HVIS LYSET TAR OSS, OU L’OBSCURITE LUMINEUSE
En 1994, Varg Vikernes est déjà emprisonné pour le meurtre d’Oystein Aarseth, dit Euronymous, et pour l’incendie volontaire de plusieurs églises. En moins de deux ans, l’homme a réalisé pleinement sa destinée, se plaçant comme l’un des personnages les plus dangereux de la paisible Norvège, mais aussi comme un personnage incontournable du heavy metal. Vikernes a néanmoins enregistré assez de morceaux pour que Burzum survive encore quelques temps à son arrestation ; ainsi, des pistes enregistrées en 1992 au studio Grieghallen finissent par paraître en mai 1994, sous le titre d’Hvis Lyset Tar Oss, que l’on peut traduire par « Si la Lumière nous prend ». Sous une couverture sobre, sinistre, sublime, tirée d’un tableau de Theodor Kittelsen, l’album montre à nouveau l’effervescence créative du mystérieux norvégien. Bien évidemment, Vikernes est l’intervenant principal, jouant de tous les instruments, seul maître des compositions et producteur associé. En moins d’un an, l’homme a déjà enregistré assez de matériel pour deux albums d’un black metal furibond et désespéré, mais Hvis Lyset Tar Oss marque une nouvelle étape, décisive, dans la discographie de Burzum et dans le développement du metal extrême.

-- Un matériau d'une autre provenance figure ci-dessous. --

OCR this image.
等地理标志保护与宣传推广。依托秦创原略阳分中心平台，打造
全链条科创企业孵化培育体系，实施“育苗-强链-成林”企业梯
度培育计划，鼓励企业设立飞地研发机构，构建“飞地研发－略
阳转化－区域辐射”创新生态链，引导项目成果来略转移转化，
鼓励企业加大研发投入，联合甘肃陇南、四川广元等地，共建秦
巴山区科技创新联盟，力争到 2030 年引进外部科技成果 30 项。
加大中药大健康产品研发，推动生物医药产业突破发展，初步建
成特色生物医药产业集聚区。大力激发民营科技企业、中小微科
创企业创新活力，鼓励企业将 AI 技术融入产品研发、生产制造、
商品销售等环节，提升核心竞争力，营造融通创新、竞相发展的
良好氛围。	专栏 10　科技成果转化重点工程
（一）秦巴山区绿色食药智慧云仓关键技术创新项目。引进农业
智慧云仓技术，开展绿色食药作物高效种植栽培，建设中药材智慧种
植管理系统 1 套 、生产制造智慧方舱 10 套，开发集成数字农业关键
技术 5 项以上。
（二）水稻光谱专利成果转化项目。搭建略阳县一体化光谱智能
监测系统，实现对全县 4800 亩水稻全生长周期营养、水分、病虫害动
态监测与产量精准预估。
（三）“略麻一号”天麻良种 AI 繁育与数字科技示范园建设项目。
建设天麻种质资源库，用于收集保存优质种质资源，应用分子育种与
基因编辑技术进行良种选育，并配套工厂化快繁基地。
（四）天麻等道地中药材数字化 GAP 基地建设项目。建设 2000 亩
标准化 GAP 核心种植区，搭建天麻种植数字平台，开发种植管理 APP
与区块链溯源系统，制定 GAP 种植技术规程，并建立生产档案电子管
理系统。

Les guitares, au son âpre, sec et tranchant, résonnent avec plénitude, instaurant d’emblée une atmosphère d’une incroyable sombreur. De longs traits de claviers apparaissent à leur tour, planant, aériens et éthérés, au-dessus de la distorsion rauque. La musique prend bientôt une dimension réellement hypnotique, les mêmes motifs se succédant avec une logique implacable, captivante et menaçante. Soudain, alors que les guitares se perdaient en de longs et dissonnants arpèges, un riff d’une rare puissance écrase l’espace sonore. Les percussions interviennent avec rage, la grosse caisse grondant d’une violence non feinte. Les arrangements fusionnent bientôt pour allier le déroulement obsessionnel de l’introduction à la force altière du break. Le chant n’a plus qu’à se greffer sur l’orchestration, et le tableau est alors complet. Les thèmes évoluent sans à-coups, en un mouvement fluide, semblant à la fois naturel et parfaitement maîtrisé. Lorsque le fade-out survient enfin, l’auditeur sait qu’il est face à une œuvre majeure. Det Som En Gang Var, à ne pas confondre avec l’album du même nom, est un de ces titres dont la puissance défie toute description. Malgré sa magnificence, ce morceau n’est que l’incipit d’un disque plus ambitieux encore, et mène inévitablement à découvrir le reste de l’album.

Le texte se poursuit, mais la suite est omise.